At 9-ish this morning, Friday, after the crazy and now historic Tornado-Hits-Brooklyn excitability of yesterday, I was wandering around my company's insanely spacious (but oddly devoid of things you crave to eat) cafeteria. Recently, the staff has ambushed the sound system -- in an inmates-running-the-asylum way, no disrespect -- regaling us tired corporate drones with a truly bizarre repetoire of unknown origin (radio? someone's cd or 8-track collection?) of tunes. While waiting for my usual crazy-healthy vegetable drink, I heard on the speakers (over the noise of the juicer and the sound of a couple businessmen babbling into their ridiculous Bluetooth ear-pieces) the faint reggae rhythms of a long-forgotten song.
Juggling my (possibly fake) Starbucks coffee and my noxious green drink and half a bagel with low-fat vegetable cream cheese (um, hello, what happened to the scallion?) I was mesmerized by the faint, honeyed Jamaican intonations of a song with familiar beat and words that, though intelligible, harkened piercingly back to my somewhat distant past.

It came to me on the down-escalator: Ziggy Marley's "Tomorrow People" -- a song I recall really enjoying (in a dance-around-the-room manner) way, way back when.
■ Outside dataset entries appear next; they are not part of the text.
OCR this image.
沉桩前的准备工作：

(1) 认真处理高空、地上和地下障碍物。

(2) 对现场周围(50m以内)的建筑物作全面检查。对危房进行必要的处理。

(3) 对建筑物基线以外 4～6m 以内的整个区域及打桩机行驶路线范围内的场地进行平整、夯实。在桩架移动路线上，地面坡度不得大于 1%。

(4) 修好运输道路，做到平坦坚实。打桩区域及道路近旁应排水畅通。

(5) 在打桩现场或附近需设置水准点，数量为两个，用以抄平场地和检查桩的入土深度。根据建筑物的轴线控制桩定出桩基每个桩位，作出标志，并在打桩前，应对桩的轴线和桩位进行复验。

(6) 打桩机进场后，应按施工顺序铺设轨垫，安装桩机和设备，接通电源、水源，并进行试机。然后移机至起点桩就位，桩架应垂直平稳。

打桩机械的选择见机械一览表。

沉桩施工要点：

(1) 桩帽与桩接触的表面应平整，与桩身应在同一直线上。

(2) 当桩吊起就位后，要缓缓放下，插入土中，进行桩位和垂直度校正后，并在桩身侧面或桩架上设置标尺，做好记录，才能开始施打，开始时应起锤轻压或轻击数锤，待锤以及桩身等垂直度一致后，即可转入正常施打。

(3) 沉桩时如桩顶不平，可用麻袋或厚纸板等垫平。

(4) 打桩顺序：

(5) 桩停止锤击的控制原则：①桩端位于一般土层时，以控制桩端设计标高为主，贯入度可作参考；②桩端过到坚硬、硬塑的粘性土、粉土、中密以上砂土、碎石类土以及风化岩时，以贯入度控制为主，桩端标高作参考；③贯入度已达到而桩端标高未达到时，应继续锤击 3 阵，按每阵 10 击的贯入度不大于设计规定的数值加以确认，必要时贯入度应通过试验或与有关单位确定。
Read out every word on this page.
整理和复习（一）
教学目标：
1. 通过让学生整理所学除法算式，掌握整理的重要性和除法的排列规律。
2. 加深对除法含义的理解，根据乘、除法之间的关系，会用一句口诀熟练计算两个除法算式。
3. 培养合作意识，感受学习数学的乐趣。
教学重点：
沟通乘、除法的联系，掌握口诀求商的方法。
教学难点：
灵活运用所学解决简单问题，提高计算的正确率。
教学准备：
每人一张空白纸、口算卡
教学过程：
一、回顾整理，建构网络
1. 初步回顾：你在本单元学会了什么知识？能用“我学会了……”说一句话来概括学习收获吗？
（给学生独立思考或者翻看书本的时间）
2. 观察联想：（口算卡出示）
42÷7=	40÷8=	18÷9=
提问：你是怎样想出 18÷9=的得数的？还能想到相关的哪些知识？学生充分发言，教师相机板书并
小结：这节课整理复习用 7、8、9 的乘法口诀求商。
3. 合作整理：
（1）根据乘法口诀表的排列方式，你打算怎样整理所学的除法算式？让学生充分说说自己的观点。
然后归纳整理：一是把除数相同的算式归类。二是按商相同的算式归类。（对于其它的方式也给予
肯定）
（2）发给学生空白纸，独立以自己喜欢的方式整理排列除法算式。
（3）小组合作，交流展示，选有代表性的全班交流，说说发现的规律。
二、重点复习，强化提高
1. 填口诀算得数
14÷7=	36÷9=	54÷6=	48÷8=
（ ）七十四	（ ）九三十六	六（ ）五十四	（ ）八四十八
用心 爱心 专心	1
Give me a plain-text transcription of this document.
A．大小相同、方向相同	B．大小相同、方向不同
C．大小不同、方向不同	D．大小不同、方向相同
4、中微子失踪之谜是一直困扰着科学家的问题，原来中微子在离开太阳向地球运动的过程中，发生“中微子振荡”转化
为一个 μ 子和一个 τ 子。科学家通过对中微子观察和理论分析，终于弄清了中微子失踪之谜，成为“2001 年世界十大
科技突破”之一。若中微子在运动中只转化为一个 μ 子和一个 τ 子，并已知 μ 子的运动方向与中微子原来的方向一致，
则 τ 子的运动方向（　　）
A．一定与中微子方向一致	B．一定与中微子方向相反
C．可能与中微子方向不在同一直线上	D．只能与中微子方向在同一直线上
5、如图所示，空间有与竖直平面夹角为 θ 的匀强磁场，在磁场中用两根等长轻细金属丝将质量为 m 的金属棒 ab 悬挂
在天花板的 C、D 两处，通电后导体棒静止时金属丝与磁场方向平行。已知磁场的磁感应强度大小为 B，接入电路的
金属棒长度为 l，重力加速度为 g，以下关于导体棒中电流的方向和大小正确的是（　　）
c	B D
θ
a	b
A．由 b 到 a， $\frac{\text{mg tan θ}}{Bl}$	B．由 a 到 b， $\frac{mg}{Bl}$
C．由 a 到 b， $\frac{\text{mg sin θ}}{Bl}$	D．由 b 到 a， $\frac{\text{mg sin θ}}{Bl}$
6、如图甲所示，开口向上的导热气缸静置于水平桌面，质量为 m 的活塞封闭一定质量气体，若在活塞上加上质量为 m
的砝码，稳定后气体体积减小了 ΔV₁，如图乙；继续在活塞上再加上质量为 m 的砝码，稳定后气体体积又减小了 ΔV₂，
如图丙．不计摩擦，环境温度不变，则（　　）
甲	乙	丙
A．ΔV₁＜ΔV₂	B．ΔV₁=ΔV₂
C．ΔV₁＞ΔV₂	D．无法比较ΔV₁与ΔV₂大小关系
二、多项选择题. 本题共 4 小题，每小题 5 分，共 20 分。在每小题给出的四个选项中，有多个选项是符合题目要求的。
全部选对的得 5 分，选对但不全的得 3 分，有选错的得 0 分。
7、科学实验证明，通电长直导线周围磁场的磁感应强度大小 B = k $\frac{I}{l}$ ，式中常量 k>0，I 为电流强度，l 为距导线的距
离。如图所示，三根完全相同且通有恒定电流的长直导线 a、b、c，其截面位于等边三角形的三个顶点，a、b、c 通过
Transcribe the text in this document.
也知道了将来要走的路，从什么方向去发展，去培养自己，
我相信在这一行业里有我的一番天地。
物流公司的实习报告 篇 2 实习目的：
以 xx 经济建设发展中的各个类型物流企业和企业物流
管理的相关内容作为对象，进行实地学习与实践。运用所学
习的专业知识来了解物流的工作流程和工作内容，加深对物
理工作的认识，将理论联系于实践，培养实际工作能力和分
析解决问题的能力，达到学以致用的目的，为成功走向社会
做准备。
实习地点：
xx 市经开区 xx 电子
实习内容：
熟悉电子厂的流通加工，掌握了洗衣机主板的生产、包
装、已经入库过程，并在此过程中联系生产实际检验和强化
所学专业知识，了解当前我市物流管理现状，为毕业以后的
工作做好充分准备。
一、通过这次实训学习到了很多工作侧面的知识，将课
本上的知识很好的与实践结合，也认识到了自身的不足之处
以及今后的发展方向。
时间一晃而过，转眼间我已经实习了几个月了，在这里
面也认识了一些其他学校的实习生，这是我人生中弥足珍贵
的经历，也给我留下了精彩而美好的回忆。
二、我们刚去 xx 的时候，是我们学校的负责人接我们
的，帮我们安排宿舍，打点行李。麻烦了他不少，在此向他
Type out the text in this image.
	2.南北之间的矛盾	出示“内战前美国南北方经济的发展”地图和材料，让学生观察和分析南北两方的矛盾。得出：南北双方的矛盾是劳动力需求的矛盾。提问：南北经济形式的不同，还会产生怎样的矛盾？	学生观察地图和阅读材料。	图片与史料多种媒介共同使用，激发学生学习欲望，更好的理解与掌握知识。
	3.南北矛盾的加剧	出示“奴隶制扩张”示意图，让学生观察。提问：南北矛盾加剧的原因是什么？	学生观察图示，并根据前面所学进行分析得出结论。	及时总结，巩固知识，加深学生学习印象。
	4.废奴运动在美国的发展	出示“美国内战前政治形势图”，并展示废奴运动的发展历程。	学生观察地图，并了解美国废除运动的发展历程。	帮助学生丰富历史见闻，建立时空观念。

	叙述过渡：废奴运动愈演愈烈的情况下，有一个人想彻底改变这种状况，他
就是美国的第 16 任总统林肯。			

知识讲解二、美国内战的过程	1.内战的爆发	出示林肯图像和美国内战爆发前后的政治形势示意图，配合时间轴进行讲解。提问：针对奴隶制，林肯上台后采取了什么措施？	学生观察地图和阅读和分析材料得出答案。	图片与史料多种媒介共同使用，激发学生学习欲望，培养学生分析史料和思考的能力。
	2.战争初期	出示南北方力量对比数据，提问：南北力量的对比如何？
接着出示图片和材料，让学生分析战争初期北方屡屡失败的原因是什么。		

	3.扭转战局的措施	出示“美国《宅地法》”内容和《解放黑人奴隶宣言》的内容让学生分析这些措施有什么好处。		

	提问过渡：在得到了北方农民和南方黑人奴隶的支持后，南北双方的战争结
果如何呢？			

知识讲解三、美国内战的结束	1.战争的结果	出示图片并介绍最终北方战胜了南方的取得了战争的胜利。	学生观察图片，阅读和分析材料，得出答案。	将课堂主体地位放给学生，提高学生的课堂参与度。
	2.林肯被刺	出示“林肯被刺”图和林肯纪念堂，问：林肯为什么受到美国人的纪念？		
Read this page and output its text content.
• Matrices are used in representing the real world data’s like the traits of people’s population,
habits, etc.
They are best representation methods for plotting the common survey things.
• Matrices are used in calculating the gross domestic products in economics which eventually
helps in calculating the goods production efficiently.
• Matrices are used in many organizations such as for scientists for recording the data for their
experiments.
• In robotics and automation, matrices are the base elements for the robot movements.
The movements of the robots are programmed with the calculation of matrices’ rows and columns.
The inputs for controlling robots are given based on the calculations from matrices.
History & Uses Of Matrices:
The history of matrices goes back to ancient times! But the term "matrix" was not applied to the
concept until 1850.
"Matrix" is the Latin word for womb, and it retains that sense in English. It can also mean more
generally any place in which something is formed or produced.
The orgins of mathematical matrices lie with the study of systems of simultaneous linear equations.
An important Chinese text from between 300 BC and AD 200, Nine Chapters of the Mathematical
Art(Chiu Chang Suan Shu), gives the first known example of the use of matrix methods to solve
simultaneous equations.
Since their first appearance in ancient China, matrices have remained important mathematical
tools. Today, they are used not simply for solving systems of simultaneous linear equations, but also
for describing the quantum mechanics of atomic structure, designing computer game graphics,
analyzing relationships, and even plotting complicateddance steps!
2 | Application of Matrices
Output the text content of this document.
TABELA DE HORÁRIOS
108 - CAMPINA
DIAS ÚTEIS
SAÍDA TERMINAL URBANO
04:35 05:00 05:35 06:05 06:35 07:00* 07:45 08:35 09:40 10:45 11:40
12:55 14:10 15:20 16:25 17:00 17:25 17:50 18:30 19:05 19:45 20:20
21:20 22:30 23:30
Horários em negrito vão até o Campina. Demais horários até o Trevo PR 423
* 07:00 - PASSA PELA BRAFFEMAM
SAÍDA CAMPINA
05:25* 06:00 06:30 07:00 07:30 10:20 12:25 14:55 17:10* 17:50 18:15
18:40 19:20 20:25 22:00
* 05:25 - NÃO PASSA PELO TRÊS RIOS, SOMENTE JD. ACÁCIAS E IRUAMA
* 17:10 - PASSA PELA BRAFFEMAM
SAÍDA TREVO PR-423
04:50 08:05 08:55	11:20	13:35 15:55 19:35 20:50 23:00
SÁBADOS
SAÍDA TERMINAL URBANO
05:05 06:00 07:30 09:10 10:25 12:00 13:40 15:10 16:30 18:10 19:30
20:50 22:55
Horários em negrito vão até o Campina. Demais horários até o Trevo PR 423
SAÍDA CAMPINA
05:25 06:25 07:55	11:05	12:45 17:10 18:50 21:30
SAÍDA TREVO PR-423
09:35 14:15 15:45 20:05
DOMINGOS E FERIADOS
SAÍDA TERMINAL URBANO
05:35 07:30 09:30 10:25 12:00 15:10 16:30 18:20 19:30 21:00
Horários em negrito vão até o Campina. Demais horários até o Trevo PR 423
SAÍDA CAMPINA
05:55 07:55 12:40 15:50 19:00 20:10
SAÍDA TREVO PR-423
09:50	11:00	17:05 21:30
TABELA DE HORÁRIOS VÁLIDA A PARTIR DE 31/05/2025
From 1988, the year I graduated from college.

And I heard it just after I was contacted -- or, in today's online parlance pinged or... poked -- by dear friend P., from Paris (via, go figure... I mean really). With whom I graduated the same year but sadly lost touch. With whom I had lived in that same year in a great flat in the East Village, struggling together through the end of film school, drinking cappucinos at Cafe Orlin and having deep conversation at some long-gone joint just south of Cooper Union.

Small synchronicities, that's what it's all about. Coincidence? Of course. I don't believe in 99% of perceived connections but believe they are what life is really all about-- the frisson of imagining that they do mean something. The ephemeral stuff of literature and film and dreams.

No moral to this non-story. I come from a certifiably Ludditic (is that a word?) family and can now, again, smile at my own choice to embrace technology in the dream that it has at least a modicum of power to connect people with their past. And a present they might not have known.

You know I am a Very Busy Woman and it's not in my nature to wax nostalgic but this kind of thing is happening more often and it just makes me so damn happy.


Rathbone T. Fairchild said...

Jeekers that's a good post! Remember that song well, though for almost-Bob I've always preferred Rita-Mom. "Hey rasta man, hey what you say, give me some of that sen-se!" Them wuz the days.

So I think you've stumbled on something significant here; as we age, escalators can sometimes spur memory jog to great effect. Just two weeks ago, on that very same escalator, I remembered that I am actually terrified of escalators and jumped from it like a squirrel from an electric fence. So yeah, that's all to the good I think.

What the HELL were we talking about?